Gazeteci Çiğdem Toker, babasının bir sedye üzerinde, kanamalı ve aralıksız 12 saat boyunca bir uzman doktor görmeden tutulduğunu belirterek, babasının “yürüyerek bindiği ambulansın götürdüğü acil serviste bir dizi ağır ihmal sonucu” hayatını kaybettiğini yazdı.
Gazeteci Çiğdem Toker, Sözcü Gazetesi’ndeki köşesinde “Babamdan öğrendiğim” başlıklı yazısında babası Erdoğan Toker’in bir hafta önce nasıl hayatını kaybettiğini anlattı. Gazetecilik içeriği taşıması beklenen bir köşede, kişisel bir durumu niye anlattığına ilişkin ise Toker, “Babam yürüyerek bindiği ambulansın götürdüğü Denizli Servergazi Devlet Hastanesi acil servisinde, bir dizi ağır ihmal sonucu hayatını kaybetti.” dedi.

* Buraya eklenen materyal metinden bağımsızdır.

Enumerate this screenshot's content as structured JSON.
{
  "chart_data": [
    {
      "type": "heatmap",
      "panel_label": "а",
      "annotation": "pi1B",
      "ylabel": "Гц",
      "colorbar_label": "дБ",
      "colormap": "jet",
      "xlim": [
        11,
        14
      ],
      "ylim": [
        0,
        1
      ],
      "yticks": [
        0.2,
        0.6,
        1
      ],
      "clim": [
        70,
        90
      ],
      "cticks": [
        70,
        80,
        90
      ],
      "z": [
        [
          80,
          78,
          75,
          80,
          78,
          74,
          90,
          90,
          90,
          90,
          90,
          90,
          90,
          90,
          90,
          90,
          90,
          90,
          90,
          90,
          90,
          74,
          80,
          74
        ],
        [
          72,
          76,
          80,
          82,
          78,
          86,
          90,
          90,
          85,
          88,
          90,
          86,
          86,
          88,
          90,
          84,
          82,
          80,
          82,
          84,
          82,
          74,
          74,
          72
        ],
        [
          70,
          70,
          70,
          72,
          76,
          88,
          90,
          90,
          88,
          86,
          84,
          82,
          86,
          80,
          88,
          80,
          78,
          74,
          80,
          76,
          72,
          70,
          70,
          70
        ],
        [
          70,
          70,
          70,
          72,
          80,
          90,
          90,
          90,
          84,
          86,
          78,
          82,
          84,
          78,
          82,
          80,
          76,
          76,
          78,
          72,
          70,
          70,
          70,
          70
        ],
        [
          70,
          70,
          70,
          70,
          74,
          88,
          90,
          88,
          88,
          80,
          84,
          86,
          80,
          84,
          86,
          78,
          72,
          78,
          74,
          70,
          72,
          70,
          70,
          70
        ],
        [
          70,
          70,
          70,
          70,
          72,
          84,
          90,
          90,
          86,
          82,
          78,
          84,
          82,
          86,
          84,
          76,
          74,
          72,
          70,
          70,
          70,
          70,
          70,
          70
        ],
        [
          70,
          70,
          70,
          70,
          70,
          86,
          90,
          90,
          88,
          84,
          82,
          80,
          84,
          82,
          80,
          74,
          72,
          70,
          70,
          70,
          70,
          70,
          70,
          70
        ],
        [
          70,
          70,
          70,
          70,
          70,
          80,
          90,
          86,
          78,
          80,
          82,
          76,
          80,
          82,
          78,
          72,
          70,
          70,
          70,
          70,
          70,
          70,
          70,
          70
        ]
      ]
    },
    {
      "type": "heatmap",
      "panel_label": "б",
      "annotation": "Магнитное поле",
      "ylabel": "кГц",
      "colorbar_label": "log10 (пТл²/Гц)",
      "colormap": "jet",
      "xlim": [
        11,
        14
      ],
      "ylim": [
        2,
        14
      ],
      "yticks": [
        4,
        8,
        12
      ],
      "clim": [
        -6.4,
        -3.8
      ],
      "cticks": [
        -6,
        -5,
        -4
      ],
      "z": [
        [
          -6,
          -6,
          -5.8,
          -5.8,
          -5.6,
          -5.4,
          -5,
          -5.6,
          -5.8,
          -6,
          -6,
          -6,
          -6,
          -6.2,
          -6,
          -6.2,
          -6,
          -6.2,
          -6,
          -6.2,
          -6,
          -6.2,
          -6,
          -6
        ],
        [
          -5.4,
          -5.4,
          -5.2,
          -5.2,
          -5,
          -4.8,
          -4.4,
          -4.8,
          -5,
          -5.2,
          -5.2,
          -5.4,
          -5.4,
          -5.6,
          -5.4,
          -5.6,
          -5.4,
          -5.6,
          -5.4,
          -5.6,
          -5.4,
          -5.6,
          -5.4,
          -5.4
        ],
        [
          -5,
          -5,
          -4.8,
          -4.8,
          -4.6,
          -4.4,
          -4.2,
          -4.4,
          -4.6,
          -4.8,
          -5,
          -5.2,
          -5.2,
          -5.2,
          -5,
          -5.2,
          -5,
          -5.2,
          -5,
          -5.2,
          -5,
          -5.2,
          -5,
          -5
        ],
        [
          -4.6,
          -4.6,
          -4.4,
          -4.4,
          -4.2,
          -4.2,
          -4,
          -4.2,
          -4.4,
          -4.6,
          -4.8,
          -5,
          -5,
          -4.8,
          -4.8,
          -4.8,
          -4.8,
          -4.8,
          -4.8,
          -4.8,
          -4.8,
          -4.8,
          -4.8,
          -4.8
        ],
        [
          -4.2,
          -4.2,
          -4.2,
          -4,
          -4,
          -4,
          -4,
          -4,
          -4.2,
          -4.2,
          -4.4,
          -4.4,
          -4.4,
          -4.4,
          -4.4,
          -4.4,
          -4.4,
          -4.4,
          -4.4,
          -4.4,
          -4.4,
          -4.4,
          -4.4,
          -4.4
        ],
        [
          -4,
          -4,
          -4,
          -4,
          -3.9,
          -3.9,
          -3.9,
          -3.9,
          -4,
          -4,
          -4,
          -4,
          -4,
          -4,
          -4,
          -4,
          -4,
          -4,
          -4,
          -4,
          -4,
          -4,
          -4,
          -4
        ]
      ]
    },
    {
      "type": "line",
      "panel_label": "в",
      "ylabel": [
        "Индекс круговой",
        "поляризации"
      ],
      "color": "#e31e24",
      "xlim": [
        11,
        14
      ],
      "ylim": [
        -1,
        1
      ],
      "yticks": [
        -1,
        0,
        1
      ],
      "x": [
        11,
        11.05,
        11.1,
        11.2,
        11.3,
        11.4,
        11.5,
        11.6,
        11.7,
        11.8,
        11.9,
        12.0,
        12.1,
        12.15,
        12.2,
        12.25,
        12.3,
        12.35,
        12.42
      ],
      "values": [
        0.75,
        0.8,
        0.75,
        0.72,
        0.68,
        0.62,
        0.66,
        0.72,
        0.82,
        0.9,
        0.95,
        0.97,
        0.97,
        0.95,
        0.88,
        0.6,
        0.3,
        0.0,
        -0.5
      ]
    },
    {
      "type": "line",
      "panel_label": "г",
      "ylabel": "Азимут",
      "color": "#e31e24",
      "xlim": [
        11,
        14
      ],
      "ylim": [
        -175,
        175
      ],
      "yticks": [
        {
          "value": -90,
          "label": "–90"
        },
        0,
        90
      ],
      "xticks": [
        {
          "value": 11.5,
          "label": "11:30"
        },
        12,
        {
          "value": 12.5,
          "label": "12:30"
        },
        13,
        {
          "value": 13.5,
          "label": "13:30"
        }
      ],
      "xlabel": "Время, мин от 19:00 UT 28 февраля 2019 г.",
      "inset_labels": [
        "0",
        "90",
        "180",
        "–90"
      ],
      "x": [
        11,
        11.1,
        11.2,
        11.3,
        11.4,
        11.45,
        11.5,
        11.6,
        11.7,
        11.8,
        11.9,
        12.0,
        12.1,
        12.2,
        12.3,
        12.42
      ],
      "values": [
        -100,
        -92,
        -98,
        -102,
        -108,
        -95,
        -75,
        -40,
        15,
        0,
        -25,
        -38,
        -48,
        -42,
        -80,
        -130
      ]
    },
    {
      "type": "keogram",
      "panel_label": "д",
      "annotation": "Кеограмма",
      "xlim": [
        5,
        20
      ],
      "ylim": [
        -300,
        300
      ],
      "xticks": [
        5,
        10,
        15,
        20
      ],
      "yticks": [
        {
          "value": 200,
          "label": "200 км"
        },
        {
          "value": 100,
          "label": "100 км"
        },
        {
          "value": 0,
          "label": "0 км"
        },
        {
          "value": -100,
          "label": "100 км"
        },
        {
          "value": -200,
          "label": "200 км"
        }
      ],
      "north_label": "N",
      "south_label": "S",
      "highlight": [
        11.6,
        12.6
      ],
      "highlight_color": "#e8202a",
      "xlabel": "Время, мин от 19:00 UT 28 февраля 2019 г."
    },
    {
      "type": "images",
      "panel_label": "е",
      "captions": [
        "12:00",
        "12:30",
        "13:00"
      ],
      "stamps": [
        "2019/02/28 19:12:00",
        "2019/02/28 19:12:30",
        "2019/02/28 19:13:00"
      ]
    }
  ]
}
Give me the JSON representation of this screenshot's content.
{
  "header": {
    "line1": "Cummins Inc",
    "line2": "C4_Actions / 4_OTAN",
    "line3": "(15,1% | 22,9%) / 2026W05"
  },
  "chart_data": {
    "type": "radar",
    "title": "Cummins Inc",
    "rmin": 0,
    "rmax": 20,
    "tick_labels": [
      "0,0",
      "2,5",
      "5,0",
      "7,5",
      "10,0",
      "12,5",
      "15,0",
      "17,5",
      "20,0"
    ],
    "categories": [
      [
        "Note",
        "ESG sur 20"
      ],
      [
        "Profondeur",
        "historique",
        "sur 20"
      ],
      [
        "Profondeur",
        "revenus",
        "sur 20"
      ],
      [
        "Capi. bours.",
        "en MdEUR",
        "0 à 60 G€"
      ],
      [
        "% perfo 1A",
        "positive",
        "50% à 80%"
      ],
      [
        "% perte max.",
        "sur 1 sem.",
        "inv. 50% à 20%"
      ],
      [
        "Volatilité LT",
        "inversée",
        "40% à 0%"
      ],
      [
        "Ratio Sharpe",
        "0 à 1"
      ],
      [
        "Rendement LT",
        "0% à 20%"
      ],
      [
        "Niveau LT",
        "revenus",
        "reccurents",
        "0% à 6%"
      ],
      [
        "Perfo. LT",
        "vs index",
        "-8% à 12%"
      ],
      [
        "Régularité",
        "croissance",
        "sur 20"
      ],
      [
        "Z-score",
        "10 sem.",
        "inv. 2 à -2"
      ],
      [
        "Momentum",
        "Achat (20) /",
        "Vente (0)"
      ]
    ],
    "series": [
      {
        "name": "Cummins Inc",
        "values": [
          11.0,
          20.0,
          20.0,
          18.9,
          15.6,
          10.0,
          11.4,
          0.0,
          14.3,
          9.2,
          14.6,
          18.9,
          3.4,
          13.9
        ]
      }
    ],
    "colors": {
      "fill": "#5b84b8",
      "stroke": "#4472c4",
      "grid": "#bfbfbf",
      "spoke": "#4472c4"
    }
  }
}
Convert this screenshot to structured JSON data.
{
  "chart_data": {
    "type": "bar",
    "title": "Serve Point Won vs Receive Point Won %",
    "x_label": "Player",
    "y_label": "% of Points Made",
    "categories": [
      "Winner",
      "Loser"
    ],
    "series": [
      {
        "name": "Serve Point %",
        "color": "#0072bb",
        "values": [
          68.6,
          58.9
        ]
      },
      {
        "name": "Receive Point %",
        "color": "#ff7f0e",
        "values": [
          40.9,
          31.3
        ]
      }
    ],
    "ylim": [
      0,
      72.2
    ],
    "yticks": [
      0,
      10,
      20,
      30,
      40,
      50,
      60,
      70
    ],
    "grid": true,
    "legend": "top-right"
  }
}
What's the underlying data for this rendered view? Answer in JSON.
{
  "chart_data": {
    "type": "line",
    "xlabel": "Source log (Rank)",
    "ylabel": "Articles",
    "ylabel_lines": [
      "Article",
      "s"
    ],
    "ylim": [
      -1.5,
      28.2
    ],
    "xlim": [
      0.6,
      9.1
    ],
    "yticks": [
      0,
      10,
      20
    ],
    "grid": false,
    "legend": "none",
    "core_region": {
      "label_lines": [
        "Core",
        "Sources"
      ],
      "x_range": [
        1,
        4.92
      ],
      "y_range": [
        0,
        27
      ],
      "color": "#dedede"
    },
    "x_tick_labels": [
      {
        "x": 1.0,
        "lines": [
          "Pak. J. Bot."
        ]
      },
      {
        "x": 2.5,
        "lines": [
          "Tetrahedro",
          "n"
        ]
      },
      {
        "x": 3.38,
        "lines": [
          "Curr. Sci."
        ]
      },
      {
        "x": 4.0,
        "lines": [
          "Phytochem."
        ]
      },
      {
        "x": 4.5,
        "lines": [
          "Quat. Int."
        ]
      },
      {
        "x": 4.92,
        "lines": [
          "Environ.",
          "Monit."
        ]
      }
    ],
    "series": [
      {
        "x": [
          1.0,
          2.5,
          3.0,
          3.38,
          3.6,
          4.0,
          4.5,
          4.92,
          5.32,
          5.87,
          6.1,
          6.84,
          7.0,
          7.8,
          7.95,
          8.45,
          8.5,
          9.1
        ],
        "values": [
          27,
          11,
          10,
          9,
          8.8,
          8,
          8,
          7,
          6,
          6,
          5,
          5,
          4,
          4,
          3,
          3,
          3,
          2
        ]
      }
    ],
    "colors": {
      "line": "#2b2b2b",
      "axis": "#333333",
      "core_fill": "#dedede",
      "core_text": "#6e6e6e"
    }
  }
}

Babasının bir sedye üzerinde, kanamalı ve aralıksız 12 saat boyunca, bir uzman doktor görmeden tutulduğunu anlatan Toker, anlattıklarının birden fazla tanığı olduğunu yazdı. Toker, şöyle devam etti:
“Onu kabettiğimiz günün hastane öyküsü iki aşamadan oluşuyor. Sabah erken burun kanaması şikayetiyle hastane acil servisine götürülüyor. Burnuna uygulanan tamponun ardından MR, tomografi tetkikleri yapılıyor. Ciddi bir sorun olmadığı söylenerek eve gönderiliyor. Gece saat 20’yi geçerken bu defa ağzından ve burnundan tekrar kanama başlıyor. Annem yeniden ambulans çağırıyor. Yine çabucak ulaşıyor. Bir yandan burnuna tampon yapılmaya çalışılırken diğer yandan yine bastonuyla yürüyerek ambulansa bindiriliyor.
Yine aynı hastanenin yine acil serviris… Burnuna tampon yapılıyor. Gece yarısını geçince pratisyen hekim, cep telefonu ışığıyla boğazına bakıyor. Damak bölgesinde kanama nedeniyle gece hastanede kalması gerektiğini söylüyoru. Ama o gece, sabaha kadar babamı hiçbir uzman doktor görmüyor. Kulak burun boğaz uzmanının, sabah polilikte bakacağı söyleniyor.”
Toker, sabah saatlerinde babasının genel durumunun kötüleşerek, solunumu ve kalbi durarak vefat ettiğini belirtti.